By Tony Mazzari and Cassandra Roman
Posted: Thursday, Dec. 13, 2018
Dominic Flisk of south suburban Oak Lawn lost his job at a local mechanic’s shop in August of 2018. And although unemployment rates are low nationally and in Illinois, Flisk and others in his situation find themselves fighting an uphill battle to find a job.
“So far it has been a struggle,” said Flisk, 25. “Certain places will not hire based on simple qualifications. Applying to a plethora of businesses at once seems to work well and get the best results and also affords you options.”
Unemployment is a tough thing to go through, and something that we’ve seen ebb and flow throughout the years in this country.
Despite the fact that U.S. unemployment rates have decreased for several years, the numbers still paint a grim picture of Americans who have either lost their jobs or can’t find work. Illinois is no exception.
According to a report from CNN in January 2018, of the 94.6 million Americans who are currently out of work, 87.1 million weren’t working due to factors such as retirement, injury or other reasons. However, 7.5 million people are unemployed for reasons that don’t relate to these factors.
In Illinois' 102 counties, the trend is somewhat similar to nationwide statistics. According to the Bureau of Labour Statistics, the Illinois unemployment rate as of June 2018 is at 4.3 percent, and it’s been on a steady decrease for the last nine years. The unemployment rate peaked at 11.3 percent in December 2009, but five years later, the rate dropped to 6.1 percent.
Cook County is the most populous county in Illinois, with a population of 5.1 million people. But the unemployment rate was at 4.4 percent as of 2017 according to the state of Illinois. That means that 207,787 people in Cook County are unemployed.
Ben Ost, an associate professor of economics at the University of Illinois at Chicago, said there are multiple reasons why people are unemployed in Cook County, despite the numbers showing that unemployment rates are currently on a downward trend.
“There is always going to be some unemployment due to people transitioning between jobs or transitioning from school to the labor force,” Ost said. “It takes some time to find a new job, even in a great labor market and so this frictional unemployment is expected.”
Another reason, according to Ost, is due to the fact that many people looking for work don’t have the skills that a lot of job openings are looking for.

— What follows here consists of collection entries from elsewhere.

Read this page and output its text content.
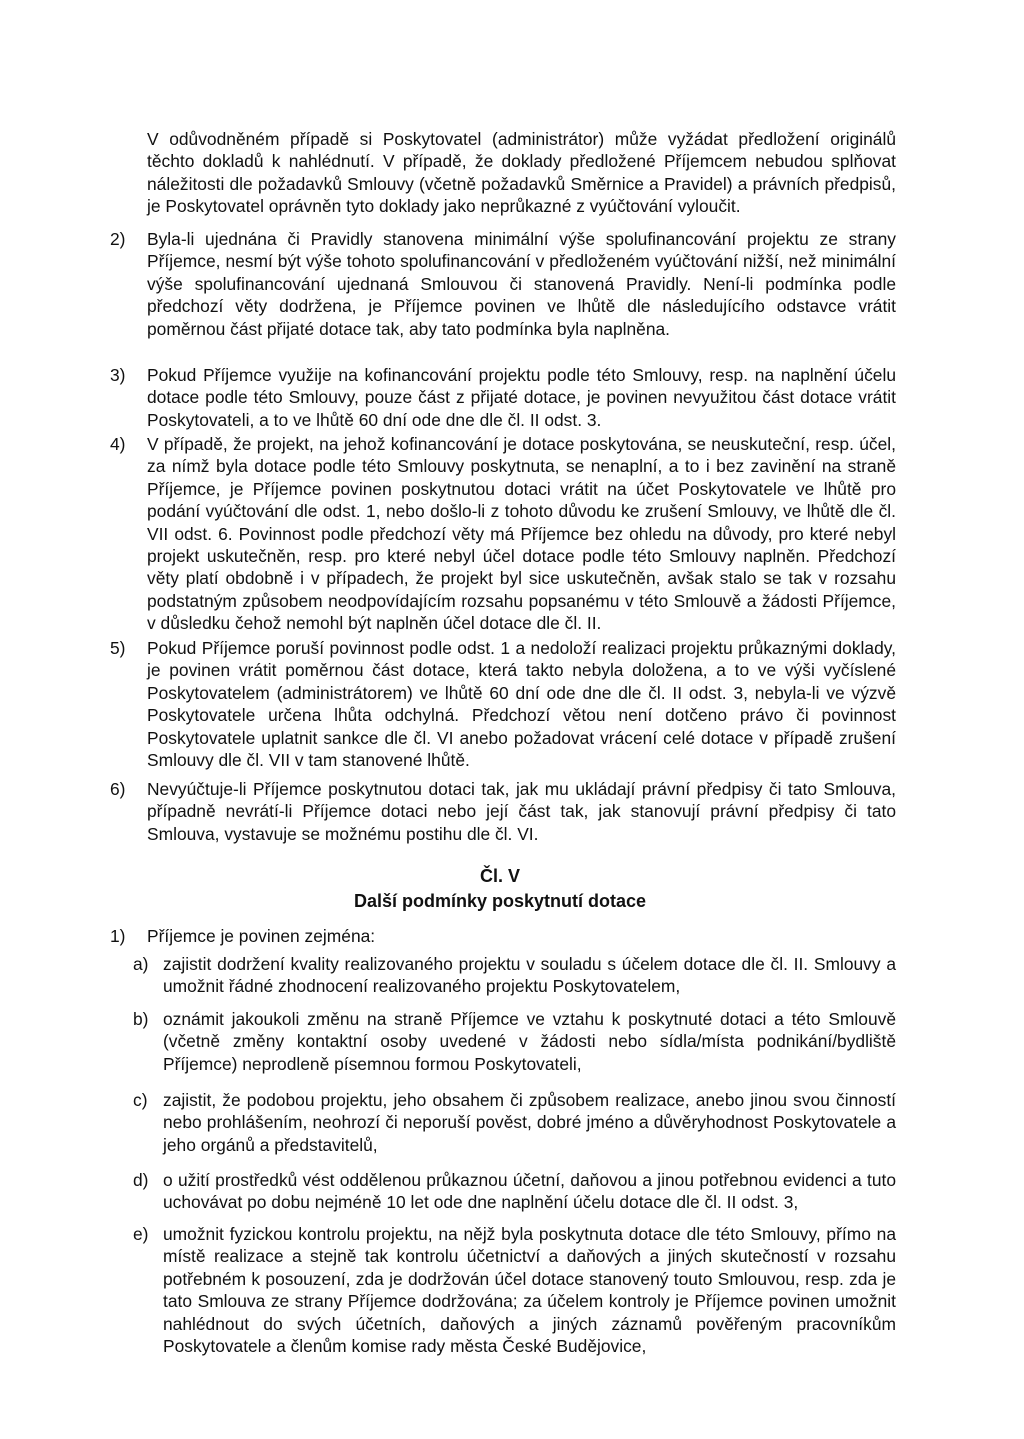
V odůvodněném případě si Poskytovatel (administrátor) může vyžádat předložení originálů těchto dokladů k nahlédnutí. V případě, že doklady předložené Příjemcem nebudou splňovat náležitosti dle požadavků Smlouvy (včetně požadavků Směrnice a Pravidel) a právních předpisů, je Poskytovatel oprávněn tyto doklady jako neprůkazné z vyúčtování vyloučit.

2) Byla-li ujednána či Pravidly stanovena minimální výše spolufinancování projektu ze strany Příjemce, nesmí být výše tohoto spolufinancování v předloženém vyúčtování nižší, než minimální výše spolufinancování ujednaná Smlouvou či stanovená Pravidly. Není-li podmínka podle předchozí věty dodržena, je Příjemce povinen ve lhůtě dle následujícího odstavce vrátit poměrnou část přijaté dotace tak, aby tato podmínka byla naplněna.

3) Pokud Příjemce využije na kofinancování projektu podle této Smlouvy, resp. na naplnění účelu dotace podle této Smlouvy, pouze část z přijaté dotace, je povinen nevyužitou část dotace vrátit Poskytovateli, a to ve lhůtě 60 dní ode dne dle čl. II odst. 3.

4) V případě, že projekt, na jehož kofinancování je dotace poskytována, se neuskuteční, resp. účel, za nímž byla dotace podle této Smlouvy poskytnuta, se nenaplní, a to i bez zavinění na straně Příjemce, je Příjemce povinen poskytnutou dotaci vrátit na účet Poskytovatele ve lhůtě pro podání vyúčtování dle odst. 1, nebo došlo-li z tohoto důvodu ke zrušení Smlouvy, ve lhůtě dle čl. VII odst. 6. Povinnost podle předchozí věty má Příjemce bez ohledu na důvody, pro které nebyl projekt uskutečněn, resp. pro které nebyl účel dotace podle této Smlouvy naplněn. Předchozí věty platí obdobně i v případech, že projekt byl sice uskutečněn, avšak stalo se tak v rozsahu podstatným způsobem neodpovídajícím rozsahu popsanému v této Smlouvě a žádosti Příjemce, v důsledku čehož nemohl být naplněn účel dotace dle čl. II.

5) Pokud Příjemce poruší povinnost podle odst. 1 a nedoloží realizaci projektu průkaznými doklady, je povinen vrátit poměrnou část dotace, která takto nebyla doložena, a to ve výši vyčíslené Poskytovatelem (administrátorem) ve lhůtě 60 dní ode dne dle čl. II odst. 3, nebyla-li ve výzvě Poskytovatele určena lhůta odchylná. Předchozí větou není dotčeno právo či povinnost Poskytovatele uplatnit sankce dle čl. VI anebo požadovat vrácení celé dotace v případě zrušení Smlouvy dle čl. VII v tam stanovené lhůtě.

6) Nevyúčtuje-li Příjemce poskytnutou dotaci tak, jak mu ukládají právní předpisy či tato Smlouva, případně nevrátí-li Příjemce dotaci nebo její část tak, jak stanovují právní předpisy či tato Smlouva, vystavuje se možnému postihu dle čl. VI.

Čl. V
Další podmínky poskytnutí dotace
1) Příjemce je povinen zejména:

a) zajistit dodržení kvality realizovaného projektu v souladu s účelem dotace dle čl. II. Smlouvy a umožnit řádné zhodnocení realizovaného projektu Poskytovatelem,

b) oznámit jakoukoli změnu na straně Příjemce ve vztahu k poskytnuté dotaci a této Smlouvě (včetně změny kontaktní osoby uvedené v žádosti nebo sídla/místa podnikání/bydliště Příjemce) neprodleně písemnou formou Poskytovateli,

c) zajistit, že podobou projektu, jeho obsahem či způsobem realizace, anebo jinou svou činností nebo prohlášením, neohrozí či neporuší pověst, dobré jméno a důvěryhodnost Poskytovatele a jeho orgánů a představitelů,

d) o užití prostředků vést oddělenou průkaznou účetní, daňovou a jinou potřebnou evidenci a tuto uchovávat po dobu nejméně 10 let ode dne naplnění účelu dotace dle čl. II odst. 3,

e) umožnit fyzickou kontrolu projektu, na nějž byla poskytnuta dotace dle této Smlouvy, přímo na místě realizace a stejně tak kontrolu účetnictví a daňových a jiných skutečností v rozsahu potřebném k posouzení, zda je dodržován účel dotace stanovený touto Smlouvou, resp. zda je tato Smlouva ze strany Příjemce dodržována; za účelem kontroly je Příjemce povinen umožnit nahlédnout do svých účetních, daňových a jiných záznamů pověřeným pracovníkům Poskytovatele a členům komise rady města České Budějovice,
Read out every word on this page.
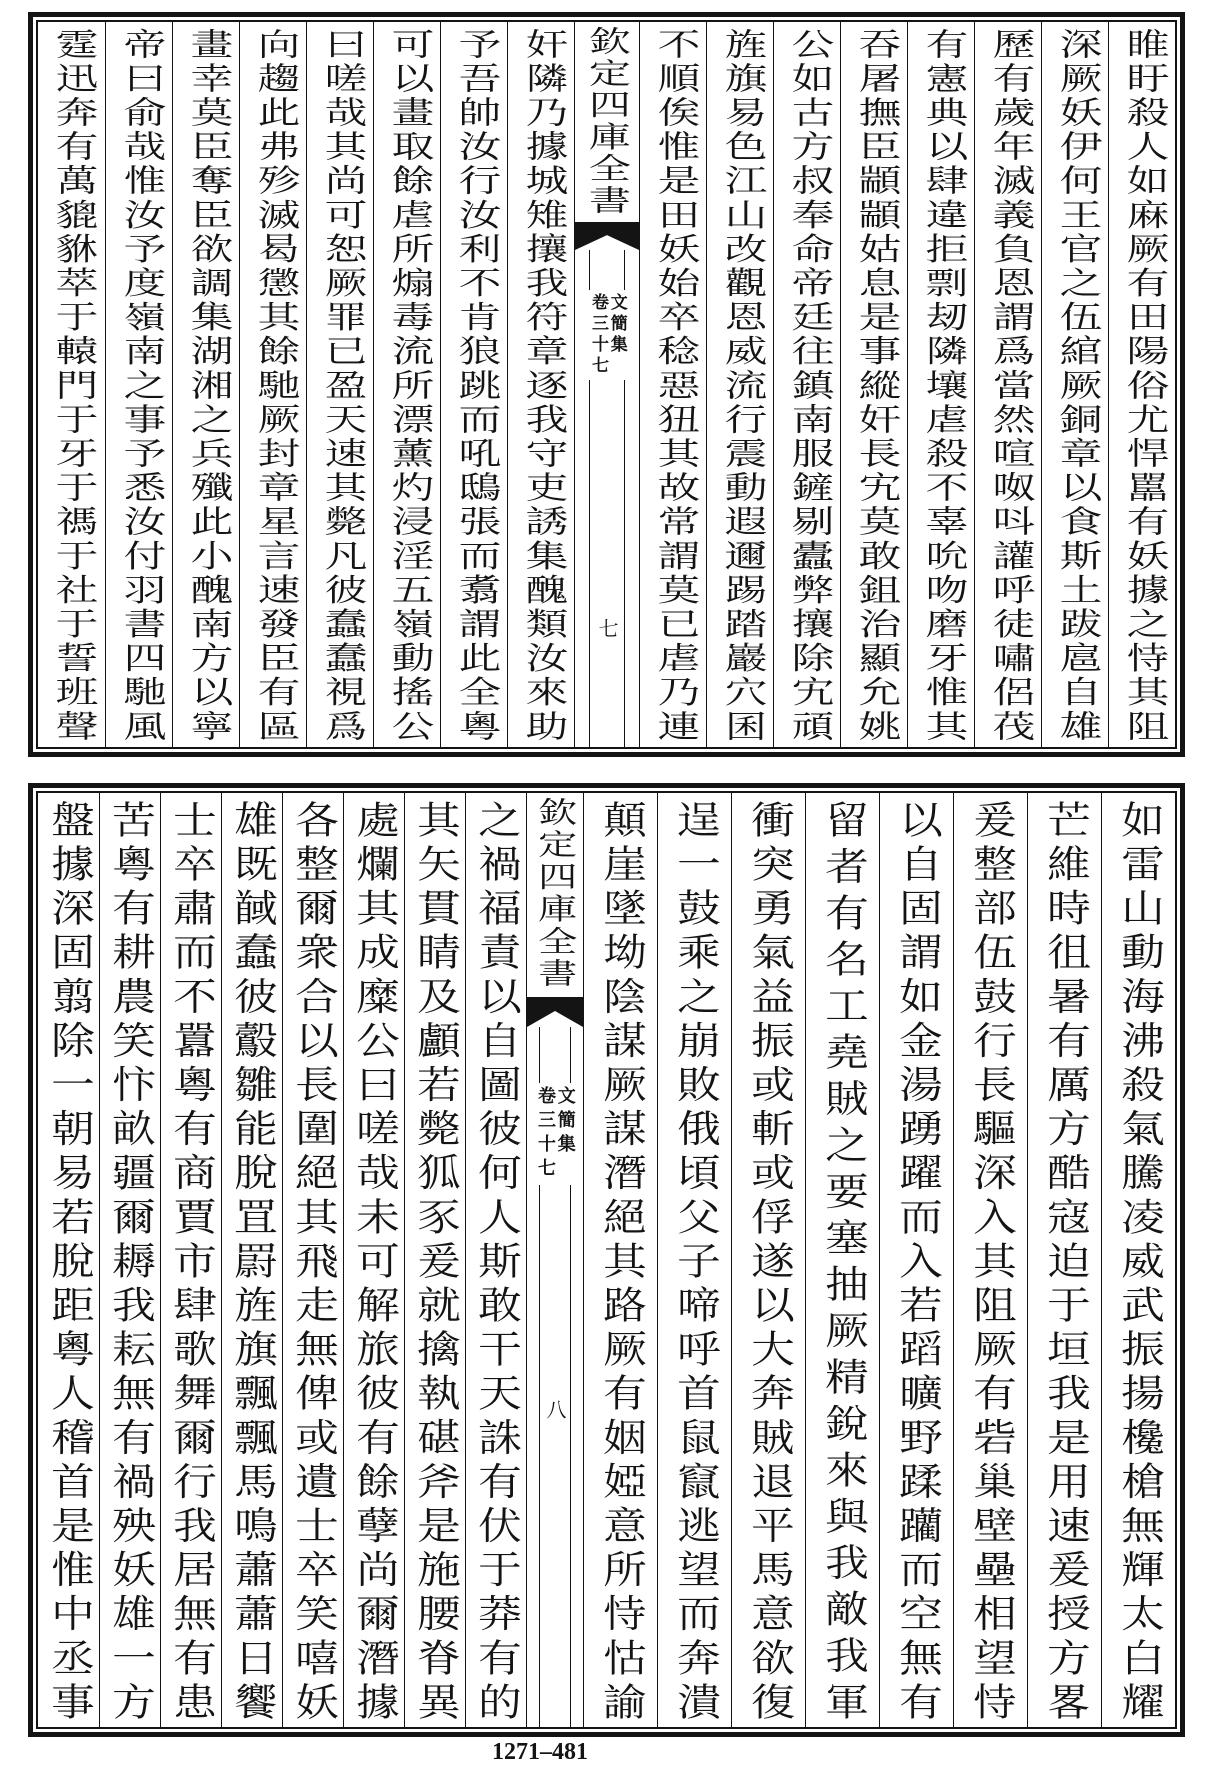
睢盱殺人如麻厥有田陽俗尤悍嚚有妖據之恃其阻
深厥妖伊何王官之伍綰厥銅章以食斯土跋扈自雄
歷有歲年滅義負恩謂爲當然喧呶呌讙呼徒嘯侶茷
有憲典以肆違拒剽刼隣壤虐殺不辜吮吻磨牙惟其
吞屠撫臣顓顓姑息是事縱奸長宄莫敢鉏治顯允姚
公如古方叔奉命帝廷往鎮南服鏟剔蠹弊攘除宄頑
旌旗易色江山改觀恩威流行震動遐邇踢踏巖穴囷
不順俟惟是田妖始卒稔惡狃其故常謂莫已虐乃連
欽定四庫全書
文簡集
卷三十七
七
奸隣乃據城雉攘我符章逐我守吏誘集醜類汝來助
予吾帥汝行汝利不肯狼跳而吼鴟張而翥謂此全粵
可以畫取餘虐所煽毒流所漂薰灼浸淫五嶺動搖公
曰嗟哉其尚可恕厥罪已盈天速其斃凡彼蠢蠢視爲
向趨此弗殄滅曷懲其餘馳厥封章星言速發臣有區
畫幸莫臣奪臣欲調集湖湘之兵殲此小醜南方以寧
帝曰俞哉惟汝予度嶺南之事予悉汝付羽書四馳風
霆迅奔有萬貔貅萃于轅門于牙于禡于社于誓班聲
如雷山動海沸殺氣騰凌威武振揚欃槍無輝太白耀
芒維時徂暑有厲方酷寇迫于垣我是用速爰授方畧
爰整部伍鼓行長驅深入其阻厥有砦巢壁壘相望恃
以自固謂如金湯踴躍而入若蹈曠野蹂躪而空無有
留者有名工堯賊之要塞抽厥精銳來與我敵我軍
衝突勇氣益振或斬或俘遂以大奔賊退平馬意欲復
逞一鼓乘之崩敗俄頃父子啼呼首鼠竄逃望而奔潰
顛崖墜坳陰謀厥謀潛絕其路厥有姻婭意所恃怙諭
欽定四庫全書
文簡集
卷三十七
八
之禍福責以自圖彼何人斯敢干天誅有伏于莽有的
其矢貫睛及顱若斃狐豕爰就擒執碪斧是施腰脊異
處爛其成糜公曰嗟哉未可解旅彼有餘孽尚爾潛據
各整爾衆合以長圍絕其飛走無俾或遺士卒笑嘻妖
雄既馘蠢彼鷇雛能脫罝罻旌旗飄飄馬鳴蕭蕭日饗
士卒肅而不囂粵有商賈市肆歌舞爾行我居無有患
苦粵有耕農笑忭畝疆爾耨我耘無有禍殃妖雄一方
盤據深固翦除一朝易若脫距粵人稽首是惟中丞事
1271–481
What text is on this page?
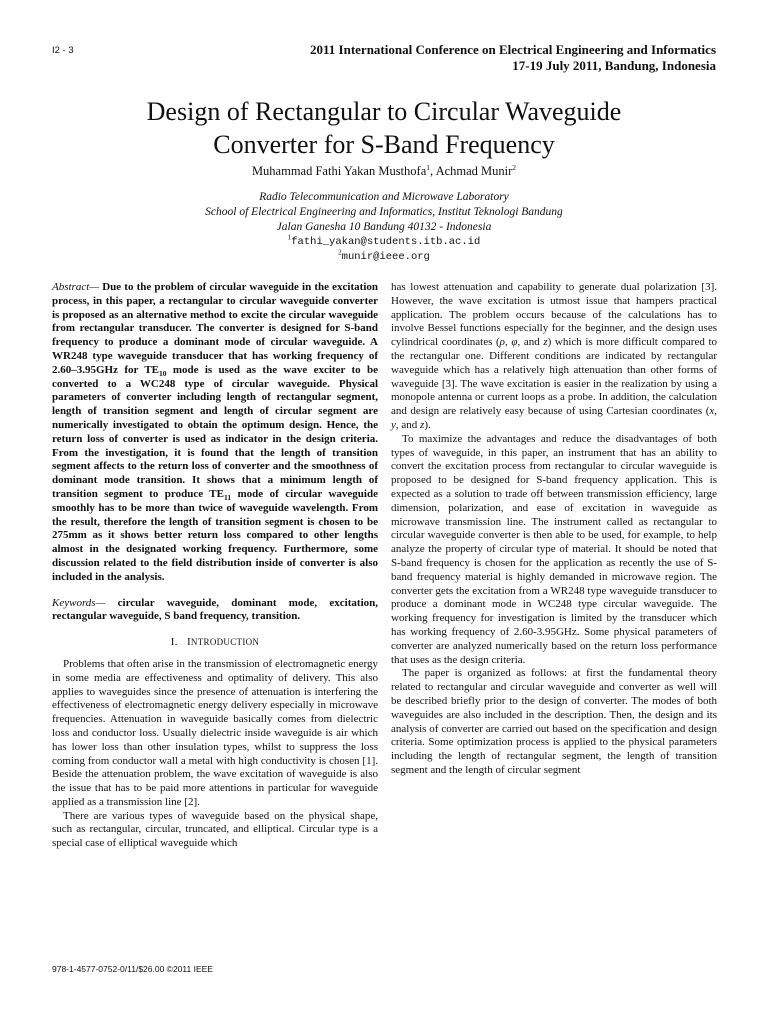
I2 - 3	2011 International Conference on Electrical Engineering and Informatics
17-19 July 2011, Bandung, Indonesia
Design of Rectangular to Circular Waveguide
Converter for S-Band Frequency
Muhammad Fathi Yakan Musthofa$^1$, Achmad Munir$^2$
Radio Telecommunication and Microwave Laboratory
School of Electrical Engineering and Informatics, Institut Teknologi Bandung
Jalan Ganesha 10 Bandung 40132 - Indonesia
$^1$fathi_yakan@students.itb.ac.id
$^2$munir@ieee.org

Abstract— Due to the problem of circular waveguide in the excitation process, in this paper, a rectangular to circular waveguide converter is proposed as an alternative method to excite the circular waveguide from rectangular transducer. The converter is designed for S-band frequency to produce a dominant mode of circular waveguide. A WR248 type waveguide transducer that has working frequency of 2.60–3.95GHz for $TE_{10}$ mode is used as the wave exciter to be converted to a WC248 type of circular waveguide. Physical parameters of converter including length of rectangular segment, length of transition segment and length of circular segment are numerically investigated to obtain the optimum design. Hence, the return loss of converter is used as indicator in the design criteria. From the investigation, it is found that the length of transition segment affects to the return loss of converter and the smoothness of dominant mode transition. It shows that a minimum length of transition segment to produce $TE_{11}$ mode of circular waveguide smoothly has to be more than twice of waveguide wavelength. From the result, therefore the length of transition segment is chosen to be 275mm as it shows better return loss compared to other lengths almost in the designated working frequency. Furthermore, some discussion related to the field distribution inside of converter is also included in the analysis.

Keywords— circular waveguide, dominant mode, excitation, rectangular waveguide, S band frequency, transition.

I. INTRODUCTION

Problems that often arise in the transmission of electromagnetic energy in some media are effectiveness and optimality of delivery. This also applies to waveguides since the presence of attenuation is interfering the effectiveness of electromagnetic energy delivery especially in microwave frequencies. Attenuation in waveguide basically comes from dielectric loss and conductor loss. Usually dielectric inside waveguide is air which has lower loss than other insulation types, whilst to suppress the loss coming from conductor wall a metal with high conductivity is chosen [1]. Beside the attenuation problem, the wave excitation of waveguide is also the issue that has to be paid more attentions in particular for waveguide applied as a transmission line [2].

There are various types of waveguide based on the physical shape, such as rectangular, circular, truncated, and elliptical. Circular type is a special case of elliptical waveguide which

has lowest attenuation and capability to generate dual polarization [3]. However, the wave excitation is utmost issue that hampers practical application. The problem occurs because of the calculations has to involve Bessel functions especially for the beginner, and the design uses cylindrical coordinates (ρ, φ, and z) which is more difficult compared to the rectangular one. Different conditions are indicated by rectangular waveguide which has a relatively high attenuation than other forms of waveguide [3]. The wave excitation is easier in the realization by using a monopole antenna or current loops as a probe. In addition, the calculation and design are relatively easy because of using Cartesian coordinates (x, y, and z).

To maximize the advantages and reduce the disadvantages of both types of waveguide, in this paper, an instrument that has an ability to convert the excitation process from rectangular to circular waveguide is proposed to be designed for S-band frequency application. This is expected as a solution to trade off between transmission efficiency, large dimension, polarization, and ease of excitation in waveguide as microwave transmission line. The instrument called as rectangular to circular waveguide converter is then able to be used, for example, to help analyze the property of circular type of material. It should be noted that S-band frequency is chosen for the application as recently the use of S-band frequency material is highly demanded in microwave region. The converter gets the excitation from a WR248 type waveguide transducer to produce a dominant mode in WC248 type circular waveguide. The working frequency for investigation is limited by the transducer which has working frequency of 2.60-3.95GHz. Some physical parameters of converter are analyzed numerically based on the return loss performance that uses as the design criteria.

The paper is organized as follows: at first the fundamental theory related to rectangular and circular waveguide and converter as well will be described briefly prior to the design of converter. The modes of both waveguides are also included in the description. Then, the design and its analysis of converter are carried out based on the specification and design criteria. Some optimization process is applied to the physical parameters including the length of rectangular segment, the length of transition segment and the length of circular segment

978-1-4577-0752-0/11/$26.00 ©2011 IEEE
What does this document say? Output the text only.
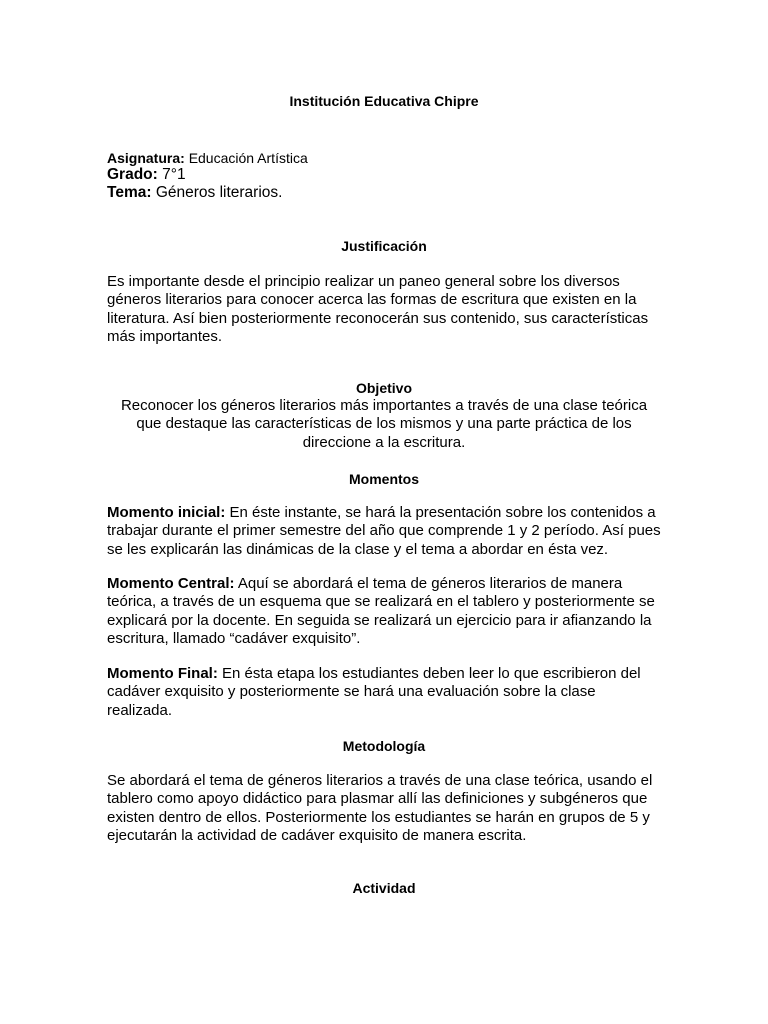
Institución Educativa Chipre
Asignatura: Educación Artística
Grado: 7°1
Tema: Géneros literarios.
Justificación

Es importante desde el principio realizar un paneo general sobre los diversos géneros literarios para conocer acerca las formas de escritura que existen en la literatura. Así bien posteriormente reconocerán sus contenido, sus características más importantes.

Objetivo

Reconocer los géneros literarios más importantes a través de una clase teórica que destaque las características de los mismos y una parte práctica de los direccione a la escritura.

Momentos

Momento inicial: En éste instante, se hará la presentación sobre los contenidos a trabajar durante el primer semestre del año que comprende 1 y 2 período. Así pues se les explicarán las dinámicas de la clase y el tema a abordar en ésta vez.

Momento Central: Aquí se abordará el tema de géneros literarios de manera teórica, a través de un esquema que se realizará en el tablero y posteriormente se explicará por la docente. En seguida se realizará un ejercicio para ir afianzando la escritura, llamado “cadáver exquisito”.

Momento Final: En ésta etapa los estudiantes deben leer lo que escribieron del cadáver exquisito y posteriormente se hará una evaluación sobre la clase realizada.

Metodología

Se abordará el tema de géneros literarios a través de una clase teórica, usando el tablero como apoyo didáctico para plasmar allí las definiciones y subgéneros que existen dentro de ellos. Posteriormente los estudiantes se harán en grupos de 5 y ejecutarán la actividad de cadáver exquisito de manera escrita.

Actividad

“In Chicago, there are many areas of the city where potential workers lack basic skills and education. These individuals have much higher rates of unemployment because the current job openings are disproportionately high skilled.”
Paul J. Pieper, a UIC associate professor of economics, said Cook County’s unemployment rates would follow the national average.
“Cook County has a fairly diversified economy … even with the interest rate hikes this year, the national economy still has a fair amount of momentum, so I would expect the national unemployment rate to stabilize near its current level,” he said.
Despite Cook County being the most populated county in Illinois, and as high as its number of unemployed might seem to some, the actual unemployment rate of Cook County is still lower than those of several other mostly-rural counties located in the state. Boone County, in northern Illinois, has a population of 54,165. It’s unemployment rate as of 2017 was at 7.1 percent, which leaves close to 4,000 people across that county unemployed.
And Pulaski County, which is located in Southern Illinois on the border of Kentucky, has worse unemployment rates despite having a much smaller population. Pulaski County’s unemployment rate currently sits at 7.7 percent, and with a population of 6,161 (2010), that leaves 474 people out of work in that county. Incoming Pulaski County Rex Wilburn did not immediately respond to questions regarding his county’s unemployment rates.
Annie Gorman, a 23-year-old social media intern from Chicago who found herself unemployed last summer due to numerous outside circumstances elaborated on her own personal experience with unemployment, even with a Bachelors in Communication from Eastern Illinois University.
“I was unemployed for about three months period and it was the most unbelievably frustrating thing sometimes.”
Despite what he is facing, Flisk provided some advice for those such as himself who are trying to overcome their unemployment.
“The best solution to overcoming your unemployment is to just keep plugging along and applying to place after place because there will always be work to be done,” he said.